NEARLY 70 GW IN PROCESS
Altogether, around 24 applications have been lodged for projects in the German North Sea outside the 12 nautical mile zone, totalling 64 GW. A few of these -- such as a 3 GW plant proposed by Plambeck -- are unlikely to be firmed up for at least a decade. Another four projects totalling 477 MW are under development within the zone. In the Baltic Sea, six projects of a combined 3475 MW are earmarked outside the 12 nautical mile zone and another four plant are within the zone for a total 149 MW. Germany has set a target for 3 GW of offshore wind energy installed by 2010.
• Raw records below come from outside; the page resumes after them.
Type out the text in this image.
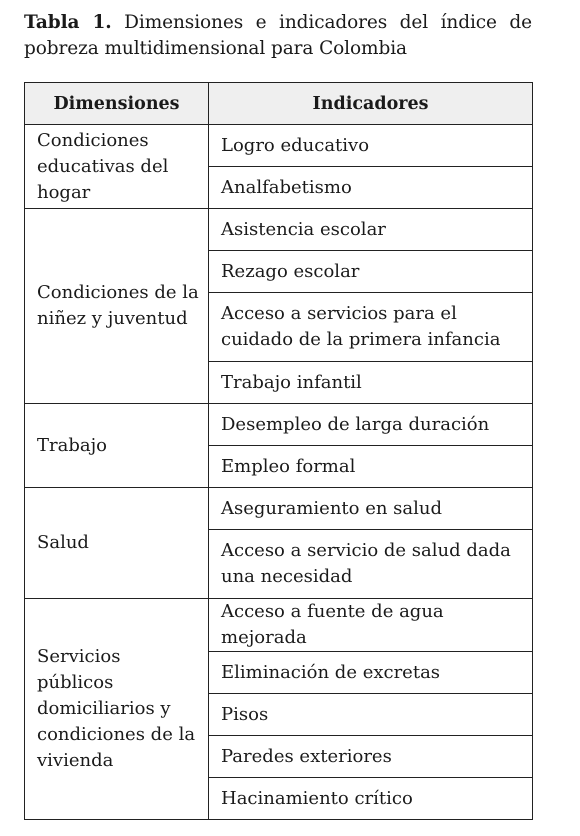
Tabla 1. Dimensiones e indicadores del índice de pobreza multidimensional para Colombia
Dimensiones	Indicadores
Condiciones educativas del hogar	Logro educativo
	Analfabetismo
Condiciones de la niñez y juventud	Asistencia escolar
	Rezago escolar
	Acceso a servicios para el cuidado de la primera infancia
	Trabajo infantil
Trabajo	Desempleo de larga duración
	Empleo formal
Salud	Aseguramiento en salud
	Acceso a servicio de salud dada una necesidad
Servicios públicos domiciliarios y condiciones de la vivienda	Acceso a fuente de agua mejorada
	Eliminación de excretas
	Pisos
	Paredes exteriores
	Hacinamiento crítico
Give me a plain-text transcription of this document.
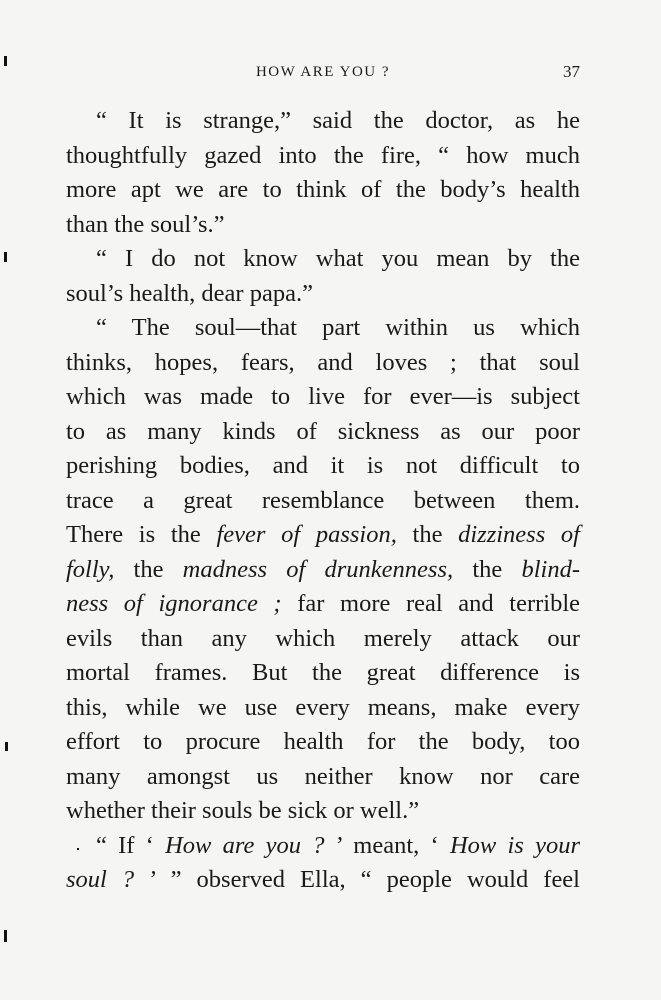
HOW ARE YOU ?	37
“ It is strange,” said the doctor, as he
thoughtfully gazed into the fire, “ how much
more apt we are to think of the body’s health
than the soul’s.”
“ I do not know what you mean by the
soul’s health, dear papa.”
“ The soul—that part within us which
thinks, hopes, fears, and loves ; that soul
which was made to live for ever—is subject
to as many kinds of sickness as our poor
perishing bodies, and it is not difficult to
trace a great resemblance between them.
There is the fever of passion, the dizziness of
folly, the madness of drunkenness, the blind-
ness of ignorance ; far more real and terrible
evils than any which merely attack our
mortal frames. But the great difference is
this, while we use every means, make every
effort to procure health for the body, too
many amongst us neither know nor care
whether their souls be sick or well.”
“ If ‘ How are you ? ’ meant, ‘ How is your
soul ? ’ ” observed Ella, “ people would feel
There is a bright side to the slow German progress, at least according to some. "Preparations for German offshore projects and getting them connected to the network on land needs a lot of time," says Stefan Küver of PricewaterhouseCoopers Corporate Finance in Hamburg. "But in the meantime, international projects already underway will provide valuable input for getting German projects bankable." Data gathered from offshore stations elsewhere will help to set the parameters for successful projects in Germany. "Every bit of experience counts in getting a track record for financing," he says.
Two of the three major energy companies with substantial involvement in German offshore developments are foreign. Dutch utility Essent, which acquired wind developer Winkra in 2002, has two projects slated. Energi E2, which built the 165 MW Nysted offshore plant in Denmark last year, clinched a joint venture in October with Plambeck Neue Energien. The third big company with offshore development in mind is German firm E.on Energy Projects, a subsidiary of giant energy company E.on. It has a hand in various projects, including the 72-turbine Nordsee Ost, still lacking a permit.
"Much will happen in the next two years," predicts Küver. Banks, investors and insurers have been primed by a series of Offshore Finance Circle workshops attended by, among others, 15 German banks. "For an offshore wind station investment of EUR 300 million, it would be normal [in Germany] for up to ten banks to be involved," says Küver.
The biggest risks, on both the technical and economic fronts, lie in the time-consuming development and testing of new offshore technology and the costs of connection to the electricity network. "German insurers, in particular, tend to have a more negative attitude to offshore projects," reports Thomas Michahelles of Marsh insurers branch in Hamburg.
Küver says wind measurements providing data on potential electricity output and the fixed price system set by the renewable energy law "provide sufficient basis" for costing projects and "initial findings indicate that economic efficiency is sufficient for project financing."